Un campesino que solía vender pan a diario en el porche de su casa, a seis o siete metros de la mía, era el sujeto indicado para informarme sobre el paradero de un joven, algo atlético y de cabello oscuro, que había llegado conmigo hacía quince o veinte minutos. Tuvo que haberlo visto. Ese hombre pasaba todo el día sentado hasta que la última bolsa de pan se vendiera. Yendo hacia su casa, un apretón en la muñeca impidió que continuara el trayecto. Me volví, encandilada, reconociendo las facciones de Eric.

—Ey, ¿a dónde vas? —El desconcierto se talló en su cara—. ¿Pensabas irte sin mí?

—¡Ay, Dios! —Lo llevé a la acera al notar que una camioneta se avecinaba—. Te voy a matar un día de estos. Pensé que te habías ido.

—¿Tú pensaste que yo me había ido? ¡Ja! Eres tú la que te estás alejando de tu casa. ¿A dónde ibas, eh? —Se cruzó de brazos.

—A ningún lado, te estaba buscando. ¿Por qué te fuiste?

—Que no me fui, estaba viendo el lugar. Me gusta el paisaje de este sitio —comentó, sin notar que estaba al borde del pánico—. ¿Por qué esa cara? ¿Te dijeron que no podías ir?

Rodé los ojos. Él no entendía que aún mi lógica se disputaba en creer que había un castillo en Rusia donde se manipulaba el fuego, se leían las mentes y existía un portal mágico.

—Pensé por un momento que no eras real.

—Ya te dije que no me fui.

—¡Sí, ya entendí!

Regresamos a Vancouver a comer el guisado que por poco se quemaba.

Siempre me preguntaba cómo sabía el portal a dónde quería ir. Eric respondió esa pregunta aclarando que nuestra mente era la que le indicaba el destino, ese era otro de los conjuros asignados por la directora Mai.

—¿Qué quieres hacer después de terminar aquí? —preguntó Eric, dividiendo un pan en dos pedazos.

—¿De qué hablas? ¿No debemos irnos al castillo?

—No —Untó mantequilla—, no hoy. Podríamos irnos mañana. De Vancouver al castillo existen más o menos dieciséis horas de diferencia.

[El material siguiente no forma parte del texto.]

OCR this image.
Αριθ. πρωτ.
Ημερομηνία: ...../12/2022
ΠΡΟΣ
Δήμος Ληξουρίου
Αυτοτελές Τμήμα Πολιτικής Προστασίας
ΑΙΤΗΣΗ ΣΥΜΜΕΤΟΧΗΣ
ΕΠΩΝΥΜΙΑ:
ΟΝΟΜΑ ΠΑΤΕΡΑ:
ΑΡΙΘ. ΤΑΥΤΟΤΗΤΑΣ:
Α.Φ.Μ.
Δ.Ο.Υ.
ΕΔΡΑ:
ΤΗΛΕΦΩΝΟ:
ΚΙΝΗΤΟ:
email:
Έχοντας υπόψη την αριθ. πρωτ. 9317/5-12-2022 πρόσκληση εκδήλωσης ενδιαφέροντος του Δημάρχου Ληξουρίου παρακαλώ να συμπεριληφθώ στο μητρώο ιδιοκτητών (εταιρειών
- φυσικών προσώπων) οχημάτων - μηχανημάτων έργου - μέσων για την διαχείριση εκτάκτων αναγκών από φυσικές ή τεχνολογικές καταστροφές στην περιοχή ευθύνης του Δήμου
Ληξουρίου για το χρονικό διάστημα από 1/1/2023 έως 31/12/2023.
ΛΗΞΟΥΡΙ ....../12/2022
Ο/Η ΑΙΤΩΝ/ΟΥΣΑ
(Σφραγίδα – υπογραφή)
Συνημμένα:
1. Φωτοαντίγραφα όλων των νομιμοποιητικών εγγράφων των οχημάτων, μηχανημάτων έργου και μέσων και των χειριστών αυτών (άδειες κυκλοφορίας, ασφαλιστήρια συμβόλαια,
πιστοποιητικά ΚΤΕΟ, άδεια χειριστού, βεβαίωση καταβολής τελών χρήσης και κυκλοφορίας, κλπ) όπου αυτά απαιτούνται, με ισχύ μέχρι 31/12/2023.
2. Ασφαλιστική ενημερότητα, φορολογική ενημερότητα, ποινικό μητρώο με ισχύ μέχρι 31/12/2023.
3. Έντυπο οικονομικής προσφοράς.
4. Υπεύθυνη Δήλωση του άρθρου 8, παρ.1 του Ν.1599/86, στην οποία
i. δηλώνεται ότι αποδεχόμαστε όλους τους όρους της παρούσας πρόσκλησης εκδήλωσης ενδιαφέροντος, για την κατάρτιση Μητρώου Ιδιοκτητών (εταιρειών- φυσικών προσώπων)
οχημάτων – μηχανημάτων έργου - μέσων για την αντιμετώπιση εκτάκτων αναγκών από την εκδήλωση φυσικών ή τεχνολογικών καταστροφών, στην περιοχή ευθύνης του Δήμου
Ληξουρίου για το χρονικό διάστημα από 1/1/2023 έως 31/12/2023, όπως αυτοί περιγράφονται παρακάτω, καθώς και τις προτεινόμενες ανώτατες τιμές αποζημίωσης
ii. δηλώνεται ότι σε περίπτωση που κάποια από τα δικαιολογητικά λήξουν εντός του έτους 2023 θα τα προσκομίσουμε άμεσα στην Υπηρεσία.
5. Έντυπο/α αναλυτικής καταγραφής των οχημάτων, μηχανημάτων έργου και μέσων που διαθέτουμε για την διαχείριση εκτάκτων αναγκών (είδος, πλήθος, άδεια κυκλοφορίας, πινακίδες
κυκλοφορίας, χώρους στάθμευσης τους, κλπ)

—¿Qué? —dije con la boca llena—. No entiendo.

—Si nos vamos ahora llegaremos a las nueve de la mañana, y para llegar a esa hora, mejor nos quedamos aquí. Relájate un poco. Saldremos cuando amanezca para llegar en la noche.

—Eric —Tragué—, ¿cuál es la diferencia de irnos ahora a irnos en la mañana?

—Es tu última noche aquí —manifestó casi entristecido— y nos podemos ir en vómito.

—Claro. —Llevé mi plato al fregadero.

—Mira el lado positivo, tienes esta noche para hacer lo que tú quieras con la única condición de que no te duermas.

—Creo poder lograrlo. —Lavé el plato y lo dejé en el escurridero.

—De igual forma esto te sirve como entrenamiento. En algunas misiones siempre es necesario que alguien haga guardia mientras los demás duermen.

Giré el rostro.

—¿Dices que yo seré la que...?

—Digo que tienes que estar preparada para todo. Si te toca estar sola en el bosque o en cualquier otro lugar no puedes dormir hasta estar segura de que no hay alguien por ahí merodeando la zona. Te matarían en un abrir y cerrar de ojos.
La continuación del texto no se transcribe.